Franz Kafka – Letters to Milena (Translated and with an Introduction by Philip Boehm) – 1990 [Anthony Russo]

(Friday, June 11, 1920)

It’s only in my dreams that I am so sinister.

Recently I had another dream about you,
it was a big dream, but I hardly remember a thing.
I was in Vienna, I don’t recall anything about that,
next I went to Prague and had forgotten your address,
not only the street but also the city, everything,
one the name Schreiber kept somehow appearing,
but I didn’t know what to make of that.
So I had lost you completely.
In my despair I made various very clever attempts,
which were nevertheless not carried out –
I don’t know why –
I just remember one of them.
I wrote on an envelope: M. Jesenski and underneath
“Request delivery of this letter,
because otherwise the Ministry of Finance will suffer terrible loss.”
With this threat I hoped to engage the entire government in my search for you.
Clever?
Don’t let this way you against me.
It’s only in my dreams that I am so sinister.

(September, 1920)

But here the transmutability came into play…
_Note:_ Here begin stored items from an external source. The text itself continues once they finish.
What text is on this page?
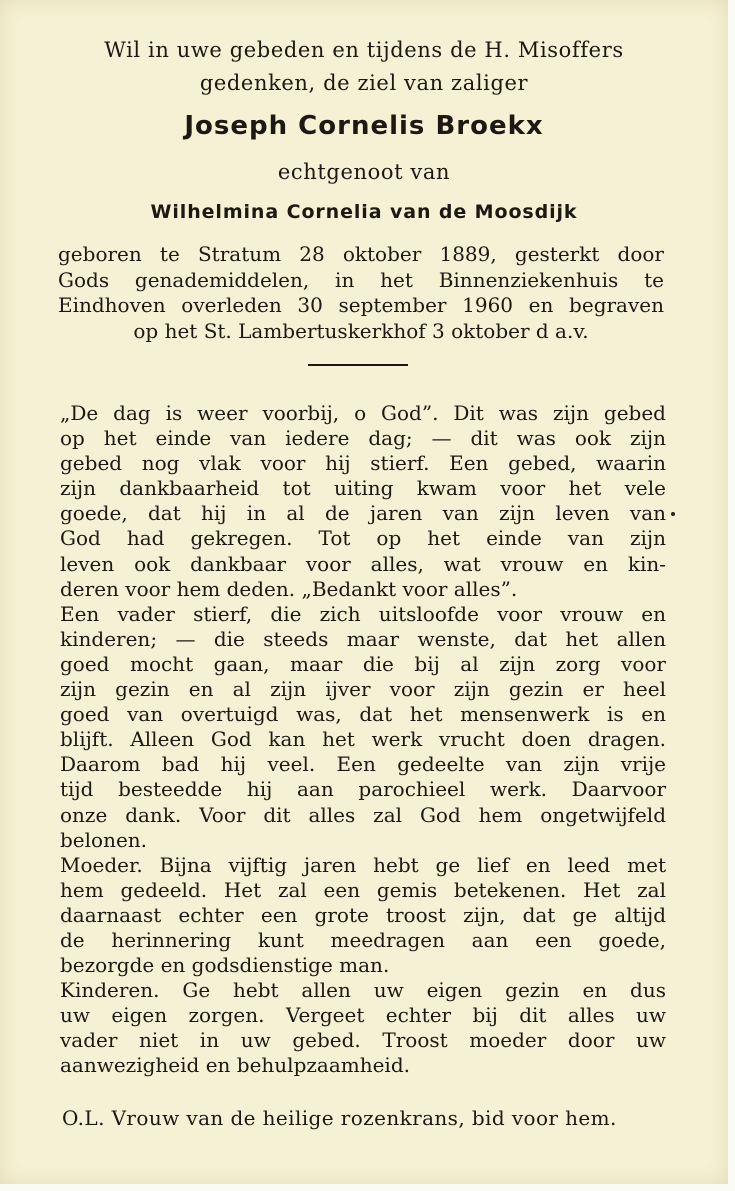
Wil in uwe gebeden en tijdens de H. Misoffers
gedenken, de ziel van zaliger
Joseph Cornelis Broekx
echtgenoot van
Wilhelmina Cornelia van de Moosdijk
geboren te Stratum 28 oktober 1889, gesterkt door
Gods genademiddelen, in het Binnenziekenhuis te
Eindhoven overleden 30 september 1960 en begraven
op het St. Lambertuskerkhof 3 oktober d a.v.
„De dag is weer voorbij, o God”. Dit was zijn gebed
op het einde van iedere dag; — dit was ook zijn
gebed nog vlak voor hij stierf. Een gebed, waarin
zijn dankbaarheid tot uiting kwam voor het vele
goede, dat hij in al de jaren van zijn leven van
God had gekregen. Tot op het einde van zijn
leven ook dankbaar voor alles, wat vrouw en kin-
deren voor hem deden. „Bedankt voor alles”.
Een vader stierf, die zich uitsloofde voor vrouw en
kinderen; — die steeds maar wenste, dat het allen
goed mocht gaan, maar die bij al zijn zorg voor
zijn gezin en al zijn ijver voor zijn gezin er heel
goed van overtuigd was, dat het mensenwerk is en
blijft. Alleen God kan het werk vrucht doen dragen.
Daarom bad hij veel. Een gedeelte van zijn vrije
tijd besteedde hij aan parochieel werk. Daarvoor
onze dank. Voor dit alles zal God hem ongetwijfeld
belonen.
Moeder. Bijna vijftig jaren hebt ge lief en leed met
hem gedeeld. Het zal een gemis betekenen. Het zal
daarnaast echter een grote troost zijn, dat ge altijd
de herinnering kunt meedragen aan een goede,
bezorgde en godsdienstige man.
Kinderen. Ge hebt allen uw eigen gezin en dus
uw eigen zorgen. Vergeet echter bij dit alles uw
vader niet in uw gebed. Troost moeder door uw
aanwezigheid en behulpzaamheid.
O.L. Vrouw van de heilige rozenkrans, bid voor hem.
Yesterday I dreamt about you.
I hardly remember the details,
just that we kept on merging into one another,
I was you,
you were me.
Finally you somehow caught fire;
I remembered that fire can be smothered with cloth,
took an old coat and beat you with it.
But then the metamorphoses resumed and went so far
that you were no longer even there;
instead I was the one on fire and I was also the one who was beating the fire with the coat.
The beating didn’t help, however,
and only confirmed my old fear that things like that can’t hurt a fire.
Meanwhile the firemen had arrived and you were somehow saved after all.
But you were different than before,
ghostlike,
drawn against the dark with chalk,
and you fell lifeless into my arms,
or perhaps you merely fainted with joy at being saved.
But here the transmutability came into play:
maybe I was the one falling into someone’s arms.